Although I did not do a count, some people were in many more pictures than others. Max Eitingon, President of the 12th IPA Congress, and Ernest Jones, President of the 13th and 14th IPA, were in various photographs with many different people. Marie Bonaparte seemed to get around and was in many pictures. Understandably, Grete Bibring, wife of the photographer and also an analyst was amply represented. There were many other well known names and some of their spouses. They were all dressed in the fashion of the times with many of the men wearing vests and hats and the women in long dresses. There was a particularly endearing picture of Helene Deutsch sipping a tall drink with a straw while Heinz Hartmann sits next to her with his arm draped around her chair, smiling at her with a cigar in his hand.

The last 30 pages of the book were short biographical sketches of many of the subjects in the book. This gave the reader not only a thumbnail view of the individuals but reflected the professional interactions of the times. It was very interesting to also see how the spread of the Nazi regime impacted on the people involved in the psychoanalytic movement.

There were many photographs of a woman named Vilma Kovacs about whom I knew nothing and was not included in the biographical sketches. A good book will often stimulate further thinking and I became curious about the role she may have played. I could not find any reference to her in the Ernest Jones or the Peter Gray biography of Freud where just about everyone else in the analytic movement seems to be listed in the index. I did track down information about her with an Internet search that I will summarize below to give an example of the lives and contributions of the extraordinary people who were photographed in this book.
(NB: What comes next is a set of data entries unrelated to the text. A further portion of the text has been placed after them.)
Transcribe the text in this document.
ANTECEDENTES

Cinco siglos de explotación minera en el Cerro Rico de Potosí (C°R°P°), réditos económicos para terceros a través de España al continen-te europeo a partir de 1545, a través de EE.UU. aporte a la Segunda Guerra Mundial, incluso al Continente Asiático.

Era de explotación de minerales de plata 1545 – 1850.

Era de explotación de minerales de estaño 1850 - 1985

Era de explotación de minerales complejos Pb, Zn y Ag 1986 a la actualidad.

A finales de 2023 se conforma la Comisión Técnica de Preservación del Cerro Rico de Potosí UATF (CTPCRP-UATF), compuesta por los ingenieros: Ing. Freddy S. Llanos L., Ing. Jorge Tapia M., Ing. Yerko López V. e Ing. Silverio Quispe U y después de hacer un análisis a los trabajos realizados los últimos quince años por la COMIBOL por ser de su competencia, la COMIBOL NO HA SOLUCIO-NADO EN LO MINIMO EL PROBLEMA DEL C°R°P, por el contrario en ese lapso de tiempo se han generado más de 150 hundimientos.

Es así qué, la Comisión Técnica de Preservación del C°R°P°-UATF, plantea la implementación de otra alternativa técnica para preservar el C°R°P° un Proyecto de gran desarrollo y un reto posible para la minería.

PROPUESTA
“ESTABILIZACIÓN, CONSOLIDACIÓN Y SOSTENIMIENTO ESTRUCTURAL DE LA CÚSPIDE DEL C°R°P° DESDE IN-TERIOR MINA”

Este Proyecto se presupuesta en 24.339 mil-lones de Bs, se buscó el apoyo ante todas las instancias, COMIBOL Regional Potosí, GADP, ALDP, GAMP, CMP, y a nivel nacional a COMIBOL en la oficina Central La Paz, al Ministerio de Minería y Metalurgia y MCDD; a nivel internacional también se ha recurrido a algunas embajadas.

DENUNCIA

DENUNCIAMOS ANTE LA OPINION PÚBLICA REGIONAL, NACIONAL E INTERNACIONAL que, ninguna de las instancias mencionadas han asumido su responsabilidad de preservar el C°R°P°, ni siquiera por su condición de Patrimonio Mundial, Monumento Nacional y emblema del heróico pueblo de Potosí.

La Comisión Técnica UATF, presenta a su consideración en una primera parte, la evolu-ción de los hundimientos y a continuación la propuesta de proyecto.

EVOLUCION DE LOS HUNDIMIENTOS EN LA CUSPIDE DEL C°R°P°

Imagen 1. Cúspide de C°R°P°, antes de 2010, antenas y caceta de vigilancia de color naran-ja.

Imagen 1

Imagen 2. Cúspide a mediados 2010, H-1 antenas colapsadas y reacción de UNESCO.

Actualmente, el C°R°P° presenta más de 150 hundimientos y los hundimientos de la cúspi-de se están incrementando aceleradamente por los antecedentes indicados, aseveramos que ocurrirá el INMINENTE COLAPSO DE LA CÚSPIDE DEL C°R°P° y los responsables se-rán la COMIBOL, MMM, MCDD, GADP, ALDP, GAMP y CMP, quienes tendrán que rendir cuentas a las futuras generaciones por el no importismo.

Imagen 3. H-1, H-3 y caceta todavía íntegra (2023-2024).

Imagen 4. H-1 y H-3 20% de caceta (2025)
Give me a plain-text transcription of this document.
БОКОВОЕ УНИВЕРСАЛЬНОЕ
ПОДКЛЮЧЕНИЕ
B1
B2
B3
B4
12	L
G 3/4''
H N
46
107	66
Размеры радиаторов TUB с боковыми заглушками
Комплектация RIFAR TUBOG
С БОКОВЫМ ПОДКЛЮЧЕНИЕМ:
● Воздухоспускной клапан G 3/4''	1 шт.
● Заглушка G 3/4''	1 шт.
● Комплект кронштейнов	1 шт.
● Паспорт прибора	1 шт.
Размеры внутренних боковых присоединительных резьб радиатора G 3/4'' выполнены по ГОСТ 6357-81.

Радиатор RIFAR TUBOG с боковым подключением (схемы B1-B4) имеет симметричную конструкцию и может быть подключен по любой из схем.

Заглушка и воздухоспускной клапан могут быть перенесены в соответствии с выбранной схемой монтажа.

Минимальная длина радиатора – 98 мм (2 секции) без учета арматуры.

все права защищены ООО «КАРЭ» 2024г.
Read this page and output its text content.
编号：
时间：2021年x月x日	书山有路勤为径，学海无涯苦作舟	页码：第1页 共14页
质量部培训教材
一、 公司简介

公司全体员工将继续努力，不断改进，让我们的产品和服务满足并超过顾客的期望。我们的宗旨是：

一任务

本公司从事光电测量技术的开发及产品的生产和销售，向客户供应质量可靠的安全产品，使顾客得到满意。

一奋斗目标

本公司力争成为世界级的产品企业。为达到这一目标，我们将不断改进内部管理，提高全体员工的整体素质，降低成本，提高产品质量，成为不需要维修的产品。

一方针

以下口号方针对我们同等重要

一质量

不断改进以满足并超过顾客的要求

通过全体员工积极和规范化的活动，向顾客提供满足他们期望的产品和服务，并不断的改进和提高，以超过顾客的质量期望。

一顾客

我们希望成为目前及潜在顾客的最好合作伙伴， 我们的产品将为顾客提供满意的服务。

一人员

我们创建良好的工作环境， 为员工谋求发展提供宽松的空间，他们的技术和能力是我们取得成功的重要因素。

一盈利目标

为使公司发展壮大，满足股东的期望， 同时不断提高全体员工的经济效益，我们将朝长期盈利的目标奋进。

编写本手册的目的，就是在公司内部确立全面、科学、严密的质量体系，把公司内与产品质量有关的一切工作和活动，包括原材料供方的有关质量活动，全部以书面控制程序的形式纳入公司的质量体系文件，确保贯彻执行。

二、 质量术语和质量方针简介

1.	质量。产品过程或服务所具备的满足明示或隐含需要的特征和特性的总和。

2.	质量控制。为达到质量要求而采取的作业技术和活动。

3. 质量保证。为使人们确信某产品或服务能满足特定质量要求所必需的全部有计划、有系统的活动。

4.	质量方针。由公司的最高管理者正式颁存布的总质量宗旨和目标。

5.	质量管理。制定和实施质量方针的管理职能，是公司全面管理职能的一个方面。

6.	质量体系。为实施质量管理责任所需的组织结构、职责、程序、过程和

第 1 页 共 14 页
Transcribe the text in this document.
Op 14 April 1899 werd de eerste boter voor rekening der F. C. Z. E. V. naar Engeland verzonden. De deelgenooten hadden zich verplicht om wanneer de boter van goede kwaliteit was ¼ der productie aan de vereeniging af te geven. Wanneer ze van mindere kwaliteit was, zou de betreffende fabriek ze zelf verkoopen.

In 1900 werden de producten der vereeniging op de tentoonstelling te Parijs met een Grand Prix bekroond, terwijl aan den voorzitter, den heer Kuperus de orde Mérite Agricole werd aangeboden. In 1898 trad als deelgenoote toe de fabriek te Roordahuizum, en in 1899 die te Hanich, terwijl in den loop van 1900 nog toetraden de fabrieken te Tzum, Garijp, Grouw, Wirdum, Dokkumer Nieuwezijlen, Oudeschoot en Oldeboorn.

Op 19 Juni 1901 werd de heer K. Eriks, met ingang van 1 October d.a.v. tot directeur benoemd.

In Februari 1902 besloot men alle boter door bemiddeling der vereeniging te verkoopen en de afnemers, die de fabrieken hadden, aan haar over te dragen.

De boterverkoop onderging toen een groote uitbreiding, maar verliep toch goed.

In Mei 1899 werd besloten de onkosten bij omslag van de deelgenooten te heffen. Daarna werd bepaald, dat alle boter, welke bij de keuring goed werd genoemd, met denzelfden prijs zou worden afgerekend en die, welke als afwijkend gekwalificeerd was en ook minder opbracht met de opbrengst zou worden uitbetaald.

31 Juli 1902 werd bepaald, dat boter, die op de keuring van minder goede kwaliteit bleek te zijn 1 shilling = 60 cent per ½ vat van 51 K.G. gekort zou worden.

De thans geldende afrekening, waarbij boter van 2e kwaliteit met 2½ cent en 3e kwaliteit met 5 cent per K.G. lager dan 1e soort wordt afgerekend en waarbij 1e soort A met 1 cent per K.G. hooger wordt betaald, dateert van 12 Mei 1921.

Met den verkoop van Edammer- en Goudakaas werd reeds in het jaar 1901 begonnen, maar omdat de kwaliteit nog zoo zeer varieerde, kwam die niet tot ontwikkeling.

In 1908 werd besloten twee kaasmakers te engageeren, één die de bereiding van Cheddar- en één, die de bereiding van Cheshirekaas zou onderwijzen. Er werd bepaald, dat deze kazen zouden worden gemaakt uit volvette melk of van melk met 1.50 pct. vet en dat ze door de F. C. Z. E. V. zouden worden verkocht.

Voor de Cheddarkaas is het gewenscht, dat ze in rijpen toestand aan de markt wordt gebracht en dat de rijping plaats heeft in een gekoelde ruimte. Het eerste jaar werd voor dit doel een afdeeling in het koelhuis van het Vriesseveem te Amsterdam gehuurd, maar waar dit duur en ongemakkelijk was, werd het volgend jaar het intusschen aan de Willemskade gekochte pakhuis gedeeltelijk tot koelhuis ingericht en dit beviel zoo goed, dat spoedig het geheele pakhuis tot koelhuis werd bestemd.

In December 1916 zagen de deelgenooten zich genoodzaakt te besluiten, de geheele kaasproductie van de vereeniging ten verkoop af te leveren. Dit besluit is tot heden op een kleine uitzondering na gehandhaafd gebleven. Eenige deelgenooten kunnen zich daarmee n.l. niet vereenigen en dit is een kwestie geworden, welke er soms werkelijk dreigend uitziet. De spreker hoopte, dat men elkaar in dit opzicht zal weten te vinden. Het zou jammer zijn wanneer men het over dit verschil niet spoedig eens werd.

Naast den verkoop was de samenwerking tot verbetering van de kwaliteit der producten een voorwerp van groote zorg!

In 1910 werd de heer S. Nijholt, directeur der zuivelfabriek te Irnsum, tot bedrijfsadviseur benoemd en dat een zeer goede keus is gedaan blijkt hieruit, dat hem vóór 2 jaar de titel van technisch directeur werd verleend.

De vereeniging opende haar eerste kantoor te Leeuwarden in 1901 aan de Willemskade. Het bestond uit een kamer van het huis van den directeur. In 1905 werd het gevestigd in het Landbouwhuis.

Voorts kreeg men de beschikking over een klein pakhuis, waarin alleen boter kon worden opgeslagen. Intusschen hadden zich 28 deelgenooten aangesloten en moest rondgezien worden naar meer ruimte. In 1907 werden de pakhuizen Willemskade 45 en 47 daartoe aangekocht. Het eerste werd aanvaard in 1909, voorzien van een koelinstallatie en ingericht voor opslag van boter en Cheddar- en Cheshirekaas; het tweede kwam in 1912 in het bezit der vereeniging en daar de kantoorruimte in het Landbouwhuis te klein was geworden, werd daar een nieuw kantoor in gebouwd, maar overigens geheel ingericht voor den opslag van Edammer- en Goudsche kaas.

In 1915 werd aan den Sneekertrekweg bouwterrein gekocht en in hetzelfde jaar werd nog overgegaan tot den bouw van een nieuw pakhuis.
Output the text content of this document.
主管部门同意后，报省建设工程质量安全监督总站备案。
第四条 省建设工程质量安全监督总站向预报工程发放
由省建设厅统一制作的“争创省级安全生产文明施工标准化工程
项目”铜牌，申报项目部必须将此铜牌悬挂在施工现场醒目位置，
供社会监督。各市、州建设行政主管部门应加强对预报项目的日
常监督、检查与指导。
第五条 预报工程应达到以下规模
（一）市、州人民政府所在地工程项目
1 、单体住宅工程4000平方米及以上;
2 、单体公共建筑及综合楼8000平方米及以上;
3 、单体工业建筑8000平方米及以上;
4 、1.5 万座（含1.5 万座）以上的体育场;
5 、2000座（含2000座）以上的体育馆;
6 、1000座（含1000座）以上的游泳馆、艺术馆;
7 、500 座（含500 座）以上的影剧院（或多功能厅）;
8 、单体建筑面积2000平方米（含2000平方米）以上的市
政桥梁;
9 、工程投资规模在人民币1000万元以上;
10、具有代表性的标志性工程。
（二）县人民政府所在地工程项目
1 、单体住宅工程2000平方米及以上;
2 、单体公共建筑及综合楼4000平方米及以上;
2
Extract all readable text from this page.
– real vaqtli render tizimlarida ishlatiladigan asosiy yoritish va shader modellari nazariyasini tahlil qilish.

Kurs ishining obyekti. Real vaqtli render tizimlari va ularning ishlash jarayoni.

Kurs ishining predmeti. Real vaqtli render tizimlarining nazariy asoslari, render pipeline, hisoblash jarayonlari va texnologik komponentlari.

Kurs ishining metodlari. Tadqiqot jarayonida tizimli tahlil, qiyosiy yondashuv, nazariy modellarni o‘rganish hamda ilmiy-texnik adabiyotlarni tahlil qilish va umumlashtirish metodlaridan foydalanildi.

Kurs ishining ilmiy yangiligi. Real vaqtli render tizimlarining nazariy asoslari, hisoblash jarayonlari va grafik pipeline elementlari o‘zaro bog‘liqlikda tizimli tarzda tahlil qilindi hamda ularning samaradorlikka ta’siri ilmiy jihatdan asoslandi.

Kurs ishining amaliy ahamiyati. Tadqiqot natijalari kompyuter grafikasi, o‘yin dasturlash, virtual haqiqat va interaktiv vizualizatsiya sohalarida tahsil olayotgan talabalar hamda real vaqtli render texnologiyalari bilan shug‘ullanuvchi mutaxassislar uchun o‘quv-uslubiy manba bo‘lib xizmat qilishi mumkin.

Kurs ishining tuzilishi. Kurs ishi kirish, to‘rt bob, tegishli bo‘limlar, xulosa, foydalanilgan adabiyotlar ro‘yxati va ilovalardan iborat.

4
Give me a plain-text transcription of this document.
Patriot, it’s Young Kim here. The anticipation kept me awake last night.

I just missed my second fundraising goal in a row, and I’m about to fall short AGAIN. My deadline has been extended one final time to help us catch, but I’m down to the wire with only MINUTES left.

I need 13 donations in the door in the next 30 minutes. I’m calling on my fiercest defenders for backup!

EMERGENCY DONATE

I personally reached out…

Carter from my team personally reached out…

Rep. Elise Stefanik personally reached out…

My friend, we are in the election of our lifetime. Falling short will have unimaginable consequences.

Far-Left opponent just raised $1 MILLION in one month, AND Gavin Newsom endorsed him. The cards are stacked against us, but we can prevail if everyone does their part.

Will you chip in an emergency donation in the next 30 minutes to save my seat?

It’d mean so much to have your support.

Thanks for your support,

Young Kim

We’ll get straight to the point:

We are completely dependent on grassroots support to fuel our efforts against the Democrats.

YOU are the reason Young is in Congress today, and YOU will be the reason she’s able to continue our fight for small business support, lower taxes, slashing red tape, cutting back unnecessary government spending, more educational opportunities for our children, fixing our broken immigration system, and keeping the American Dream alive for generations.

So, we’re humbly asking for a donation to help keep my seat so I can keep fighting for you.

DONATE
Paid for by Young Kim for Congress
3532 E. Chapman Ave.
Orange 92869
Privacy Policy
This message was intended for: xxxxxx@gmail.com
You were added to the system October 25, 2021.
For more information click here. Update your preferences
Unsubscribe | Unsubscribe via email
Vilma Kovács-Prosznitz, the Hungarian psychoanalyst, was born at Szeged in Hungary on October 13, 1883 and died in Budapest in May 1940. She was the third daughter of a provincial bourgeois family and her father died while she was still very young, less than six years old. The family found itself destitute, and Vilma was married at the age of fifteen and against her will to a cousin, Zsigmond Székely, who was 20 years older than she. By the age of 19 she was the mother of three children. Alice, the eldest, later married Michael Balint. Vilma contracted tuberculosis and had to spend prolonged periods in a sanatorium. It was there that she met Frédéric Kovács, an architect, whom she married after a difficult divorce that separated her from her children for several years. A serious case of agoraphobia led Vilma into analysis with Sándor Ferenczi. He was quick to spot his patient’s talents and during the 1920s he trained her as a psychoanalyst, making her one of his closest collaborators.

In 1925, Vilma Kovács became head of the training committee. A highly reputed training analyst, she organized the Hungarian Psychoanalytic Association’s clinical seminars and along with Sándor Ferenczi she elaborated the Hungarian training method: the candidate’s analyst supervises the candidate’s first case on the couch. Vilma Kovács’s work related almost totally to training. Practically every Hungarian analyst of her time frequented her clinical seminars at one time or another. More specifically, she analyzed Imre Hermann and Géza Róheim. She published only five articles, but one of them, Training Analysis and Control Analysis (1935), is a classic of psychoanalytic literature and has been translated into several languages. In another article, Examples of the Active Technique, dating from 1928, she provides a remarkably clear presentation of this technique that her mentor, Sándor Ferenczi, had just introduced, illustrating it with several examples. Through her clear-mindedness, her remarkable clinical sense, and her organizational skills, Vilma Kovács left a profound mark on the Hungarian school of psychoanalysis. – Summarized from the Psychoanalysis Dictionary

I have two suggestions for any future editions of this book or similar types of publications of historical photographs. It would be useful to have an index so that particular people of interest could be easily located. Also it would be helpful to have an accompanying DVD of digitalized photographs so that when we write about these people in the future we can to pull up these wonderful photographs and continue to share these images with future generations.